December 28, 2012 by jannie123
I know inside my heart that this would happen one day. We never were in a proper relationship, and so this is not considered a breakup. However, it was certainly a major milestone as I decided that I need to let him go.
I saw him for 2 years and have endured nothing but heartaches. I struggled to get to work, meet other people, and feeling good about myself. Often, I feel unwanted and unloved. I tried to date other people but my heart had no room for others. I guess my dates could tell that I was not into them. Although at times, it makes them work harder to be with me, I honestly found that kind of behaviour nothing but annoying. I had no room for other men other than him. The relationship had endured a lot of ups and downs over the years, and I’m exhausted about investing my heart and energy into something that not only fail to generate any return, but actually harms me!
I met with him yesterday for the first time in a month and he was extremely cold to me. He even told me to find someone else. It was callous. I went home and cried. This is not the first time I have experienced heartache. I know this relationship cannot go on like this. I know I have to let him go. And so I started this blog to document how I survive this ordeal from Day 1. I hope in writing and expressing myself, I will find some relief. And I hope that anyone who is reading this diary will take comfort in knowing that you are not alone. Many of us struggle through such experience. We will get through this… we must… we have no choice.. We deserve a better future.
The first thing I did was cry. I let it all out. I cried and feel all the sadness inside my heart. All the broken dreams and expectations unmet, I let it all out of the system. I could not eat and hardly slept. I woke up every 2 hours at night. I finally found some relief through meditation. I focused my mind on my breath only, and was able to sleep for 4 hours.
I was exhausted from crying and my eyes were all puffy.

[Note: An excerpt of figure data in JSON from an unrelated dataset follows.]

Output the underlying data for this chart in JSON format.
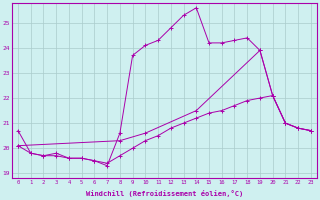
{
  "xlabel": "Windchill (Refroidissement éolien,°C)",
  "background_color": "#cff0f0",
  "grid_color": "#aacccc",
  "line_color": "#aa00aa",
  "xlim": [
    -0.5,
    23.5
  ],
  "ylim": [
    18.8,
    25.8
  ],
  "yticks": [
    19,
    20,
    21,
    22,
    23,
    24,
    25
  ],
  "xticks": [
    0,
    1,
    2,
    3,
    4,
    5,
    6,
    7,
    8,
    9,
    10,
    11,
    12,
    13,
    14,
    15,
    16,
    17,
    18,
    19,
    20,
    21,
    22,
    23
  ],
  "series1": {
    "x": [
      0,
      1,
      2,
      3,
      4,
      5,
      6,
      7,
      8,
      9,
      10,
      11,
      12,
      13,
      14,
      15,
      16,
      17,
      18,
      19,
      20,
      21,
      22,
      23
    ],
    "y": [
      20.7,
      19.8,
      19.7,
      19.8,
      19.6,
      19.6,
      19.5,
      19.3,
      20.6,
      23.7,
      24.1,
      24.3,
      24.8,
      25.3,
      25.6,
      24.2,
      24.2,
      24.3,
      24.4,
      23.9,
      22.1,
      21.0,
      20.8,
      20.7
    ]
  },
  "series2": {
    "x": [
      0,
      1,
      2,
      3,
      4,
      5,
      6,
      7,
      8,
      9,
      10,
      11,
      12,
      13,
      14,
      15,
      16,
      17,
      18,
      19,
      20,
      21,
      22,
      23
    ],
    "y": [
      20.1,
      19.8,
      19.7,
      19.7,
      19.6,
      19.6,
      19.5,
      19.4,
      19.7,
      20.0,
      20.3,
      20.5,
      20.8,
      21.0,
      21.2,
      21.4,
      21.5,
      21.7,
      21.9,
      22.0,
      22.1,
      21.0,
      20.8,
      20.7
    ]
  },
  "series3": {
    "x": [
      0,
      8,
      10,
      14,
      19,
      20,
      21,
      22,
      23
    ],
    "y": [
      20.1,
      20.3,
      20.6,
      21.5,
      23.9,
      22.1,
      21.0,
      20.8,
      20.7
    ]
  }
}
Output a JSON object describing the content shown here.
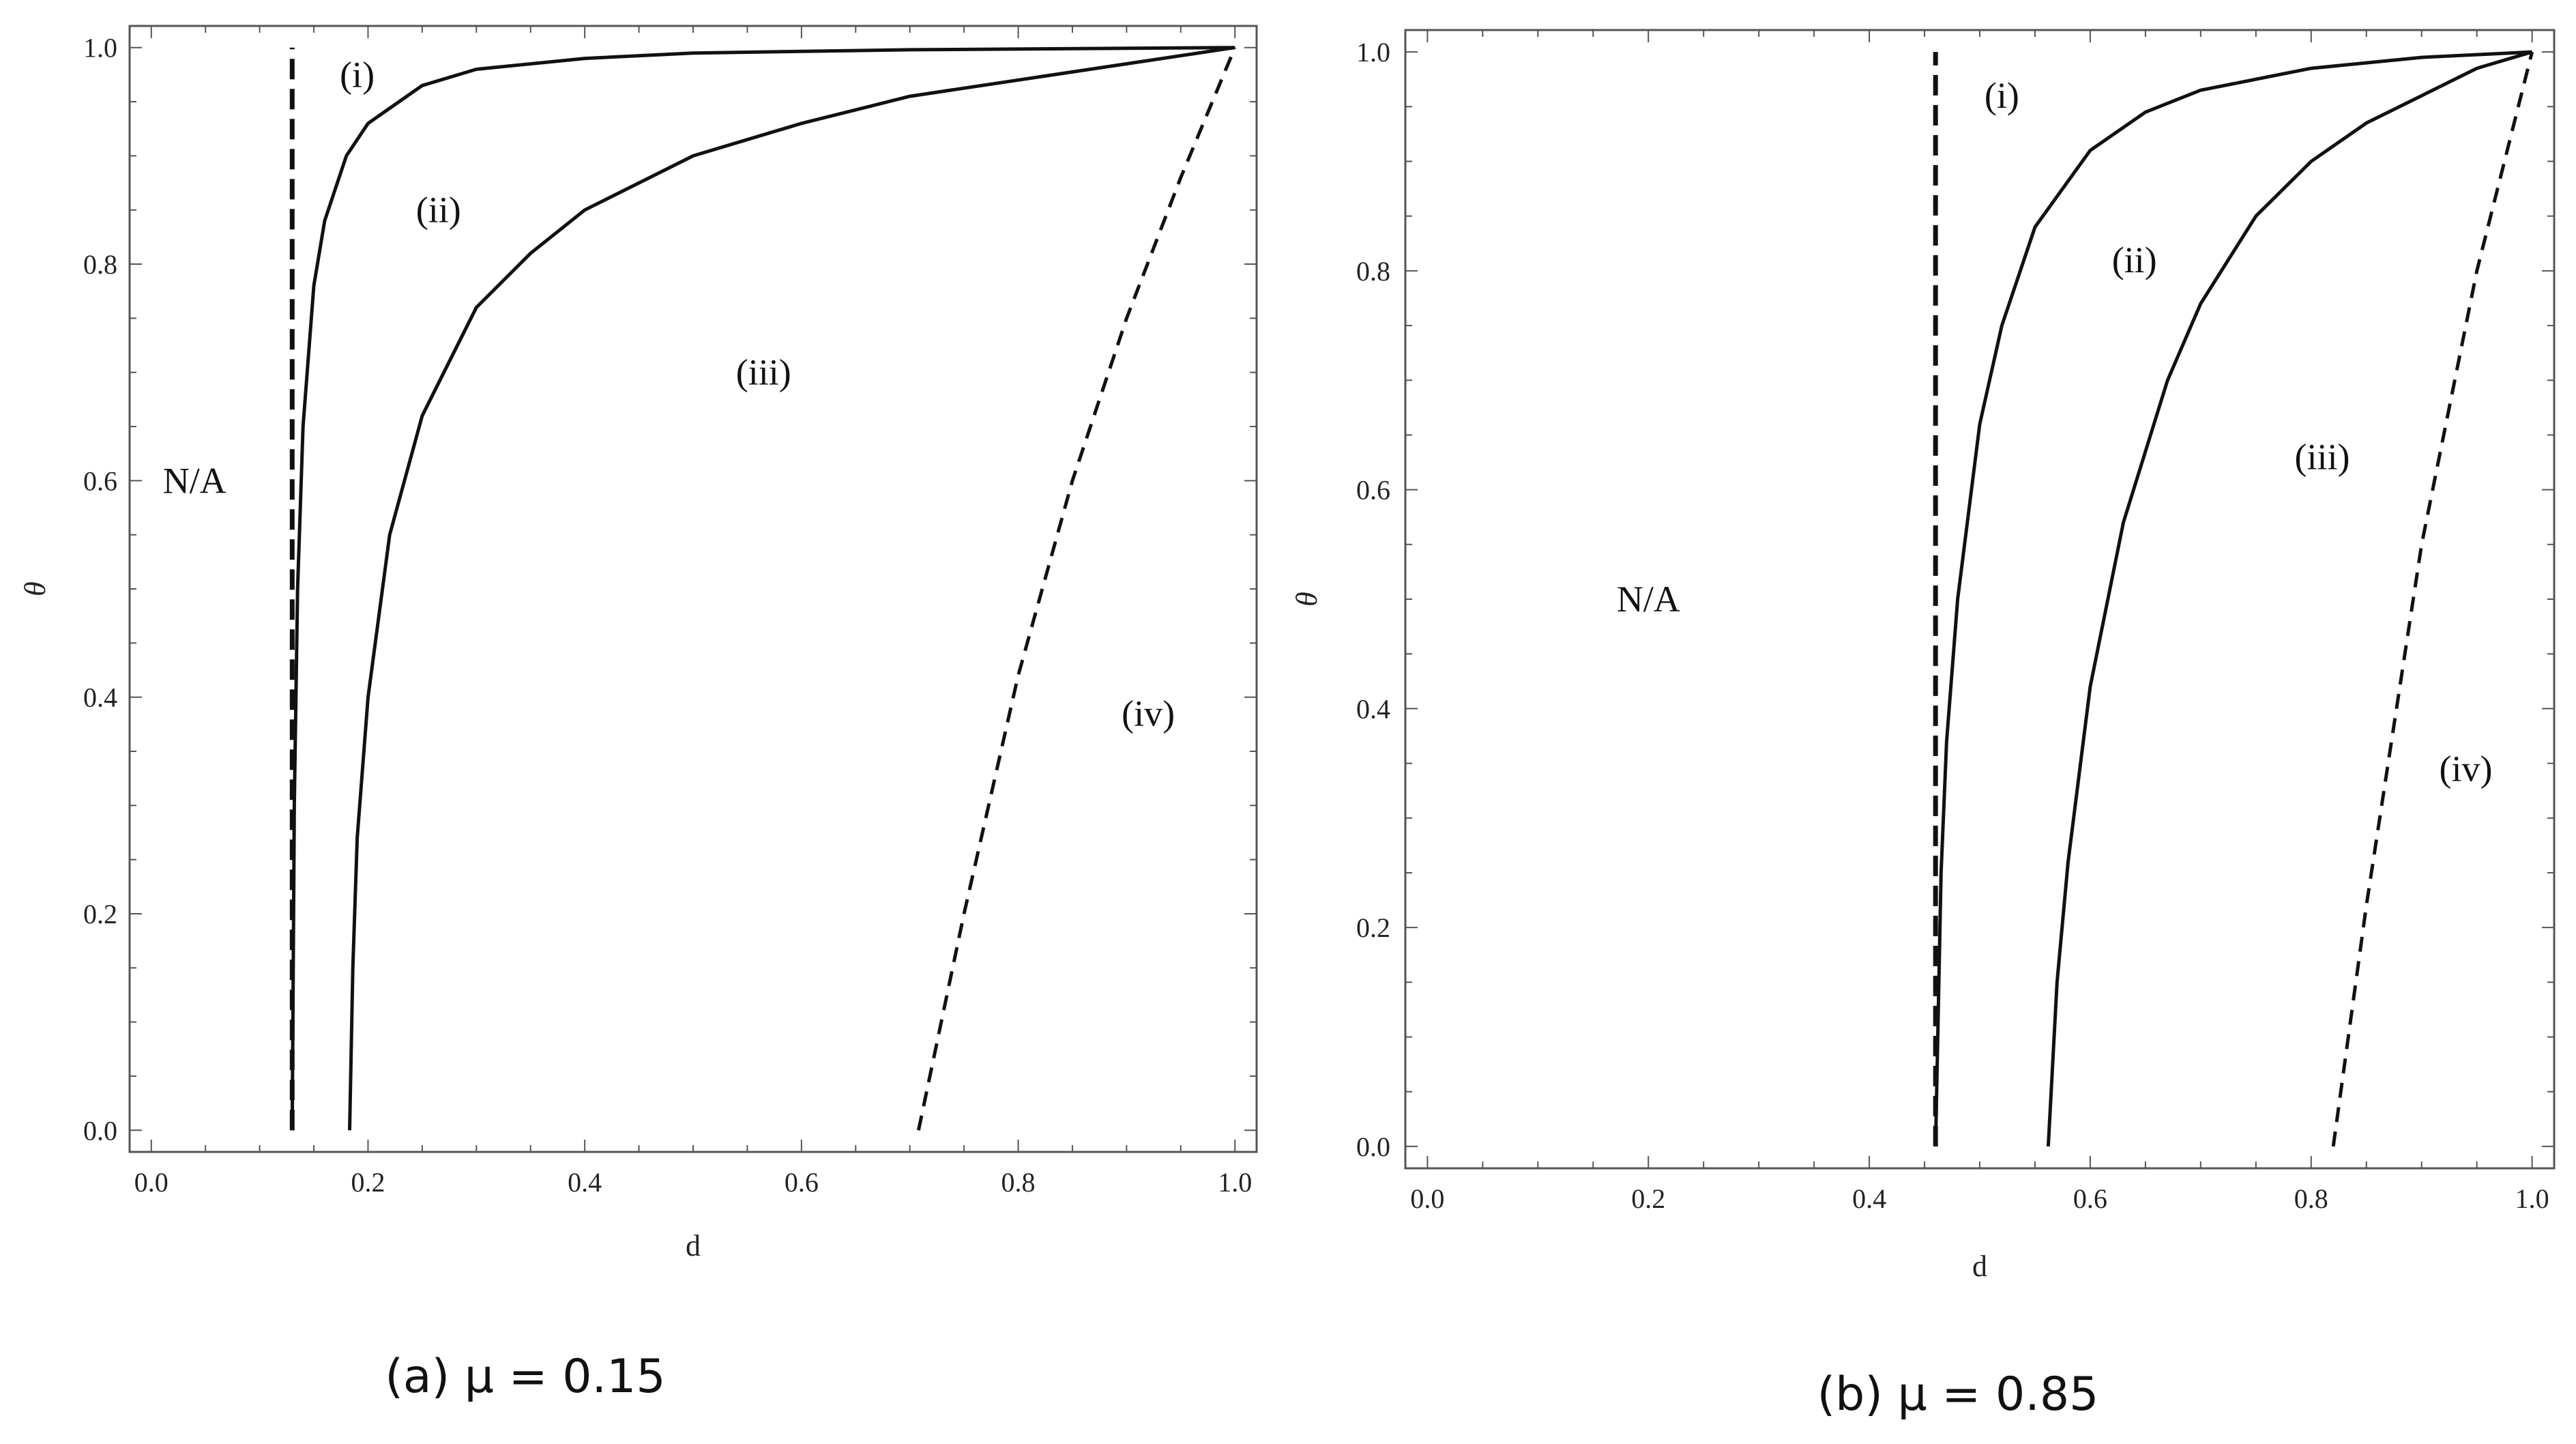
{
  "chart_data": [
    {
      "type": "line",
      "caption": "(a)  μ = 0.15",
      "xlabel": "d",
      "ylabel": "θ",
      "xlim": [
        -0.02,
        1.02
      ],
      "ylim": [
        -0.02,
        1.02
      ],
      "xticks": [
        0.0,
        0.2,
        0.4,
        0.6,
        0.8,
        1.0
      ],
      "yticks": [
        0.0,
        0.2,
        0.4,
        0.6,
        0.8,
        1.0
      ],
      "xtick_labels": [
        "0.0",
        "0.2",
        "0.4",
        "0.6",
        "0.8",
        "1.0"
      ],
      "ytick_labels": [
        "0.0",
        "0.2",
        "0.4",
        "0.6",
        "0.8",
        "1.0"
      ],
      "series": [
        {
          "style": "dashed",
          "x": [
            0.13,
            0.13
          ],
          "y": [
            0.0,
            1.0
          ]
        },
        {
          "style": "solid",
          "x": [
            0.13,
            0.132,
            0.135,
            0.14,
            0.15,
            0.16,
            0.18,
            0.2,
            0.25,
            0.3,
            0.4,
            0.5,
            0.7,
            1.0
          ],
          "y": [
            0.0,
            0.3,
            0.5,
            0.65,
            0.78,
            0.84,
            0.9,
            0.93,
            0.965,
            0.98,
            0.99,
            0.995,
            0.998,
            1.0
          ]
        },
        {
          "style": "solid",
          "x": [
            0.183,
            0.186,
            0.19,
            0.2,
            0.22,
            0.25,
            0.3,
            0.35,
            0.4,
            0.5,
            0.6,
            0.7,
            0.8,
            0.9,
            1.0
          ],
          "y": [
            0.0,
            0.15,
            0.27,
            0.4,
            0.55,
            0.66,
            0.76,
            0.81,
            0.85,
            0.9,
            0.93,
            0.955,
            0.97,
            0.985,
            1.0
          ]
        },
        {
          "style": "dashed",
          "x": [
            0.708,
            0.75,
            0.8,
            0.85,
            0.9,
            0.95,
            1.0
          ],
          "y": [
            0.0,
            0.2,
            0.42,
            0.6,
            0.75,
            0.88,
            1.0
          ]
        }
      ],
      "annotations": [
        {
          "text": "(i)",
          "x": 0.19,
          "y": 0.975
        },
        {
          "text": "(ii)",
          "x": 0.265,
          "y": 0.85
        },
        {
          "text": "(iii)",
          "x": 0.565,
          "y": 0.7
        },
        {
          "text": "(iv)",
          "x": 0.92,
          "y": 0.385
        },
        {
          "text": "N/A",
          "x": 0.04,
          "y": 0.6
        }
      ]
    },
    {
      "type": "line",
      "caption": "(b)  μ = 0.85",
      "xlabel": "d",
      "ylabel": "θ",
      "xlim": [
        -0.02,
        1.02
      ],
      "ylim": [
        -0.02,
        1.02
      ],
      "xticks": [
        0.0,
        0.2,
        0.4,
        0.6,
        0.8,
        1.0
      ],
      "yticks": [
        0.0,
        0.2,
        0.4,
        0.6,
        0.8,
        1.0
      ],
      "xtick_labels": [
        "0.0",
        "0.2",
        "0.4",
        "0.6",
        "0.8",
        "1.0"
      ],
      "ytick_labels": [
        "0.0",
        "0.2",
        "0.4",
        "0.6",
        "0.8",
        "1.0"
      ],
      "series": [
        {
          "style": "dashed",
          "x": [
            0.46,
            0.46
          ],
          "y": [
            0.0,
            1.0
          ]
        },
        {
          "style": "solid",
          "x": [
            0.46,
            0.465,
            0.47,
            0.48,
            0.5,
            0.52,
            0.55,
            0.6,
            0.65,
            0.7,
            0.8,
            0.9,
            1.0
          ],
          "y": [
            0.0,
            0.25,
            0.37,
            0.5,
            0.66,
            0.75,
            0.84,
            0.91,
            0.945,
            0.965,
            0.985,
            0.995,
            1.0
          ]
        },
        {
          "style": "solid",
          "x": [
            0.562,
            0.57,
            0.58,
            0.6,
            0.63,
            0.67,
            0.7,
            0.75,
            0.8,
            0.85,
            0.9,
            0.95,
            1.0
          ],
          "y": [
            0.0,
            0.15,
            0.26,
            0.42,
            0.57,
            0.7,
            0.77,
            0.85,
            0.9,
            0.935,
            0.96,
            0.985,
            1.0
          ]
        },
        {
          "style": "dashed",
          "x": [
            0.82,
            0.85,
            0.9,
            0.95,
            1.0
          ],
          "y": [
            0.0,
            0.22,
            0.55,
            0.8,
            1.0
          ]
        }
      ],
      "annotations": [
        {
          "text": "(i)",
          "x": 0.52,
          "y": 0.96
        },
        {
          "text": "(ii)",
          "x": 0.64,
          "y": 0.81
        },
        {
          "text": "(iii)",
          "x": 0.81,
          "y": 0.63
        },
        {
          "text": "(iv)",
          "x": 0.94,
          "y": 0.345
        },
        {
          "text": "N/A",
          "x": 0.2,
          "y": 0.5
        }
      ]
    }
  ]
}
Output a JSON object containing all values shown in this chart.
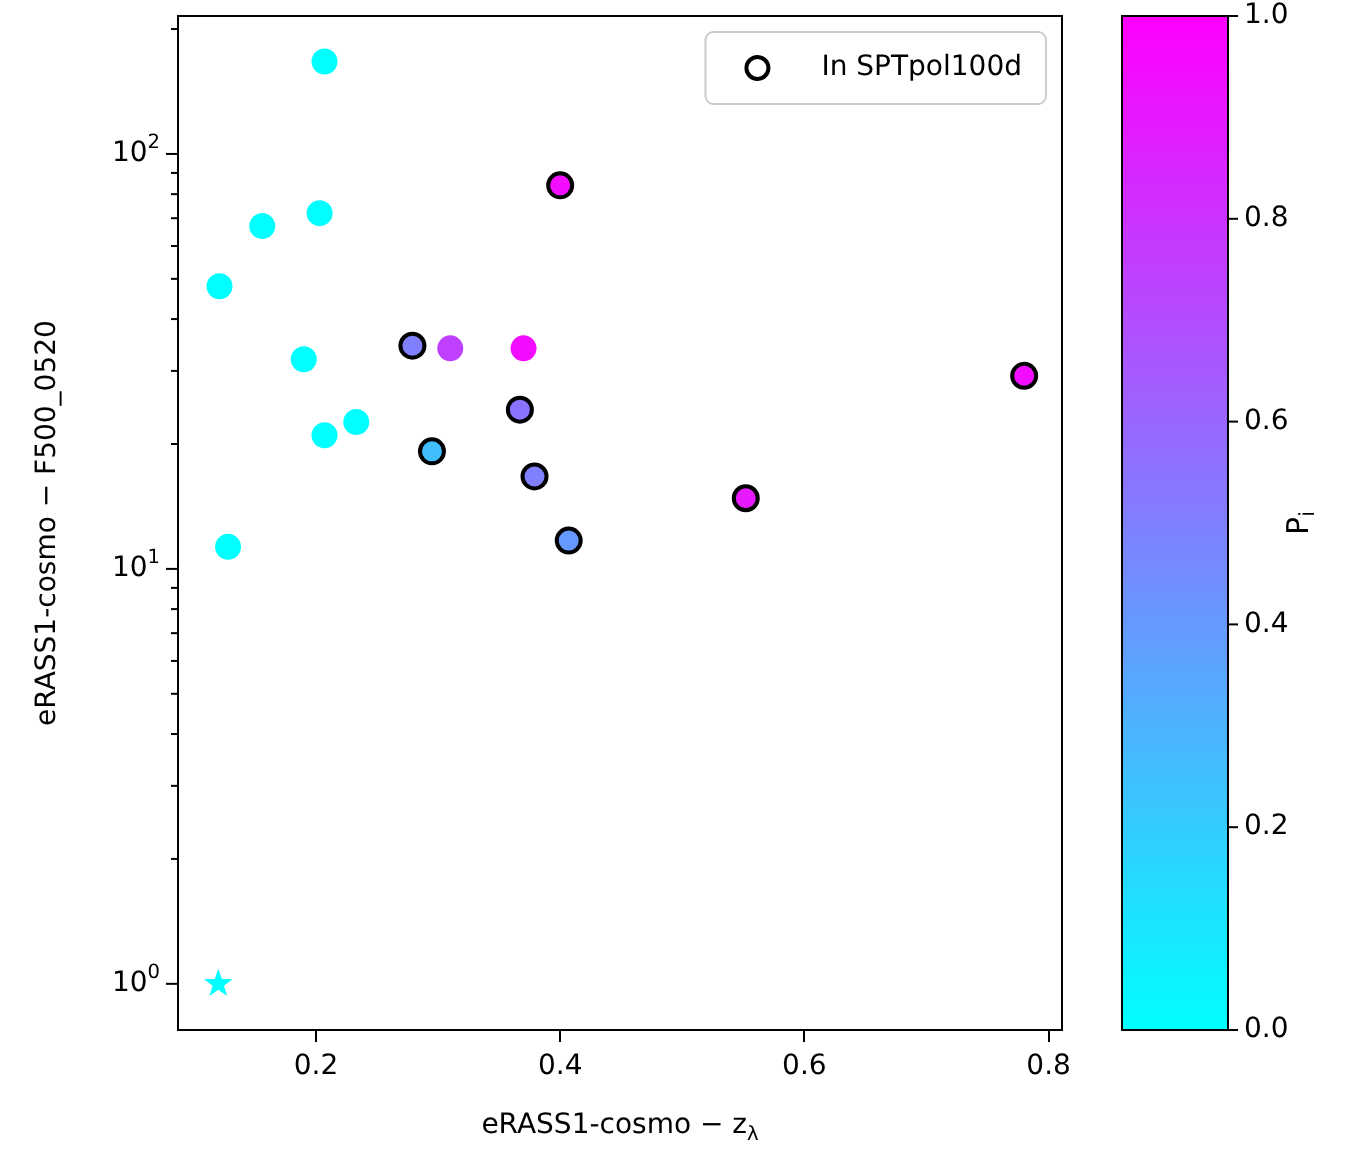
{
  "chart_data": {
    "type": "scatter",
    "xlabel": "eRASS1-cosmo − z$_{λ}$",
    "ylabel": "eRASS1-cosmo − F500_0520",
    "clabel": "P$_{i}$",
    "log": "y",
    "grid": false,
    "legend": "top right",
    "marker": "circle",
    "xlim": [
      0.087,
      0.811
    ],
    "xticks": [
      0.2,
      0.4,
      0.6,
      0.8
    ],
    "ylim": [
      0.774,
      215
    ],
    "yticks": [
      {
        "value": 1,
        "label": "10$^{0}$"
      },
      {
        "value": 2,
        "label": null
      },
      {
        "value": 3,
        "label": null
      },
      {
        "value": 4,
        "label": null
      },
      {
        "value": 5,
        "label": null
      },
      {
        "value": 6,
        "label": null
      },
      {
        "value": 7,
        "label": null
      },
      {
        "value": 8,
        "label": null
      },
      {
        "value": 9,
        "label": null
      },
      {
        "value": 10,
        "label": "10$^{1}$"
      },
      {
        "value": 20,
        "label": null
      },
      {
        "value": 30,
        "label": null
      },
      {
        "value": 40,
        "label": null
      },
      {
        "value": 50,
        "label": null
      },
      {
        "value": 60,
        "label": null
      },
      {
        "value": 70,
        "label": null
      },
      {
        "value": 80,
        "label": null
      },
      {
        "value": 90,
        "label": null
      },
      {
        "value": 100,
        "label": "10$^{2}$"
      },
      {
        "value": 200,
        "label": null
      }
    ],
    "clim": [
      0,
      1
    ],
    "cticks": [
      {
        "value": 0,
        "label": "0.0"
      },
      {
        "value": 0.2,
        "label": "0.2"
      },
      {
        "value": 0.4,
        "label": "0.4"
      },
      {
        "value": 0.6,
        "label": "0.6"
      },
      {
        "value": 0.8,
        "label": "0.8"
      },
      {
        "value": 1,
        "label": "1.0"
      }
    ],
    "series": [
      {
        "x": [
          0.207,
          0.156,
          0.203,
          0.121,
          0.19,
          0.207,
          0.233,
          0.128,
          0.31,
          0.37
        ],
        "values": [
          167,
          67,
          72,
          48,
          32,
          21,
          22.6,
          11.3,
          34,
          34
        ],
        "cvalues": [
          0,
          0,
          0,
          0,
          0,
          0,
          0,
          0,
          0.75,
          0.95
        ],
        "colors": [
          "#00ffff",
          "#00ffff",
          "#00ffff",
          "#00ffff",
          "#00ffff",
          "#00ffff",
          "#00ffff",
          "#00ffff",
          "#bf40ff",
          "#f20dff"
        ]
      },
      {
        "name": "In SPTpol100d",
        "color": "#000000",
        "x": [
          0.4,
          0.279,
          0.367,
          0.295,
          0.379,
          0.407,
          0.552,
          0.78
        ],
        "values": [
          84,
          34.5,
          24.2,
          19.2,
          16.7,
          11.7,
          14.8,
          29.2
        ],
        "cvalues": [
          0.95,
          0.5,
          0.55,
          0.25,
          0.5,
          0.4,
          0.9,
          0.95
        ]
      },
      {
        "marker": "star",
        "x": [
          0.12
        ],
        "values": [
          1
        ],
        "cvalues": [
          0
        ]
      }
    ]
  }
}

I called into sick as I don’t think I could sit at work for 8 hours without crying again. I read some articles on how to let go, and one thing that stood out was “If it was meant to be, it will come back to you”. I guess there are many things that are out of our control…. I cannot make him love me…. what I could do, however, is I can choose to love myself.
I texted him saying I am doing OK….I will focus on myself and one day, you will see what you are missing. I then got out of bed and decided that the best “revenge” is to improve myself. There are 3 things I’m aiming for: Beauty, Money, and Love. I will do all these things for myself in order to make myself happy. I then spent the next hour talking to my friends over text. I know my friend genuinely cares for me, and I was happy that he took the time to listen and cheered me up. I started to feel a little bit better.
I know, however, talking with friends is only a temporary solution. Once the conversation is over, I’d feel lonely again. I had all these love and energy that was rejected by the guy.. where should I pour them toward? I decided to start this blog. It’s been helping me today whenever I feel desperate and upset. I still miss him and think about him from time to time, but I try to redirect my mind and focus on my blog. I will focus on this until I feel stronger… I want to be so strong that I can also help others to get pass this tough time.